Winning Player: D.J. LeMahieu 3-for-3, home run shy of the cycle, two runs, one RBI
The Rockies obviously had a lot of offense in a short period of time, but LeMahieu really led the attack with his three hits against his former team. The biggest coming in the 4th when he doubled home a run ahead of Josh Rutledge's two-run double that gave Colorado the lead. Another former Cub, Tyler Colvin, contributed two hits himself, including a two-run triple in the 3rd that cut Chicago's lead to 4-1. Also delivering were Chris Nelson (three hits, two runs), Matt Bride (big three-run 5th inning blast) and Wilin Rosario (two hits, HR #27).
In total Colorado had 15 hits and 27 total bases in the six completed innings. Not bad at all.
Turning Point: This game turned the second Theo Epstein traded Colvin and LeMahieu to the Rockies for Ian Stewart and Casey Weathers. It remains Dan O'Dowd's one shining moment over the past 12 months.
Jorge De La Rosa's Line: 3 IP, 4 R (2 ER), 5 H, 1 BB, 2 K, 2 HR, 67 pitches (45 strikes)

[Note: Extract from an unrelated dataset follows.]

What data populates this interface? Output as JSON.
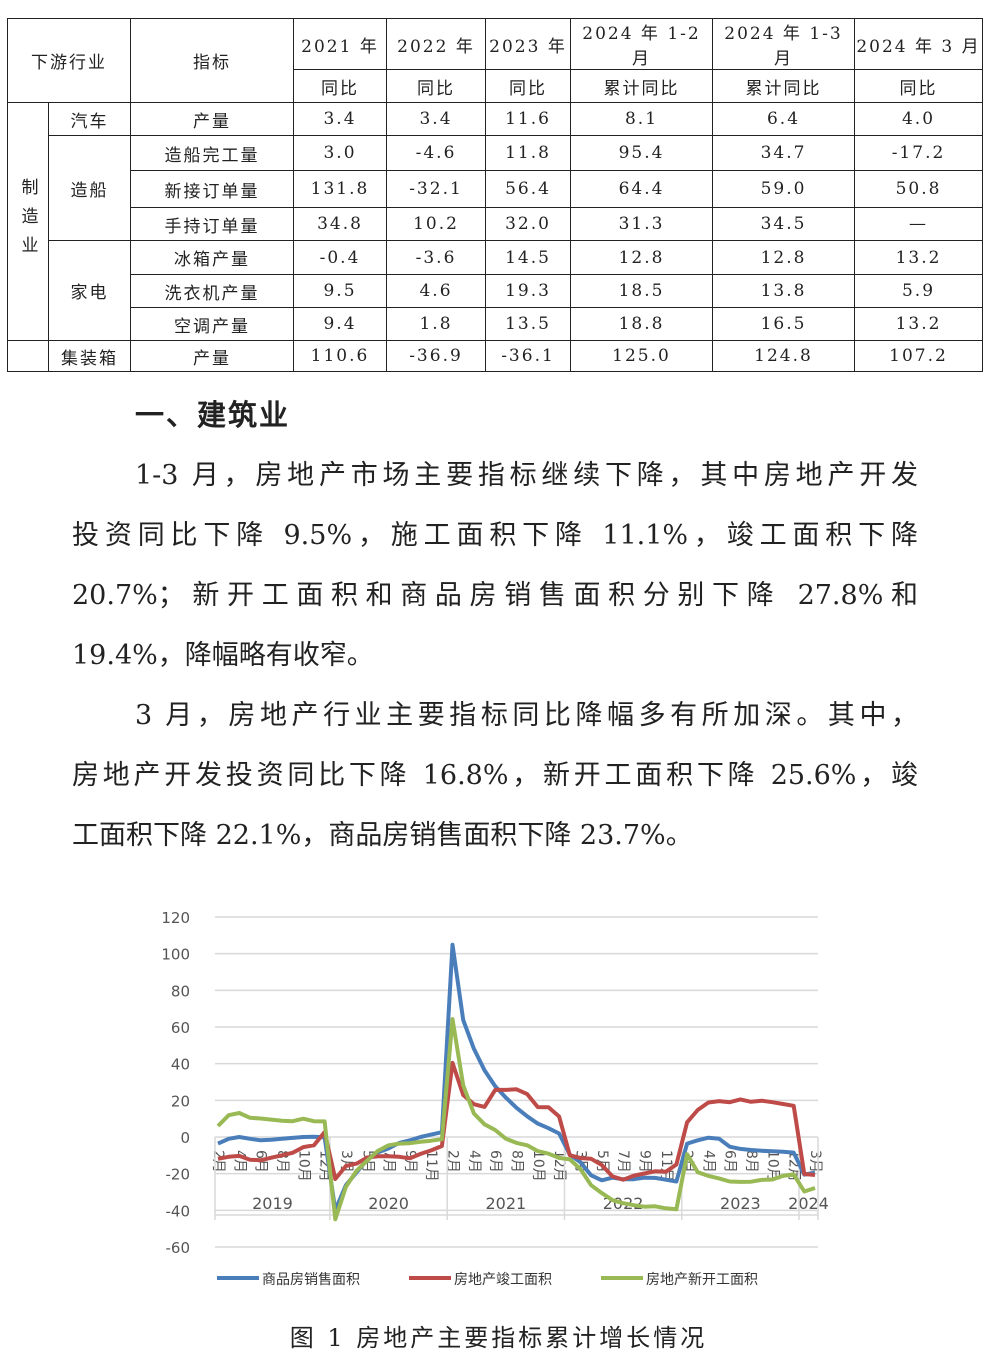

The two unearned runs came after Josh Rutledge's 1st inning overthrow that landed somewhere in Oklahoma. I mean he overshot Jordan Pacheco at first base by at least 40 feet. Perhaps the wet baseball played a factor in that. Perhaps it didn't. I don't know. I just know it was the only bad throw in the game and the conditions got much worse as it went along.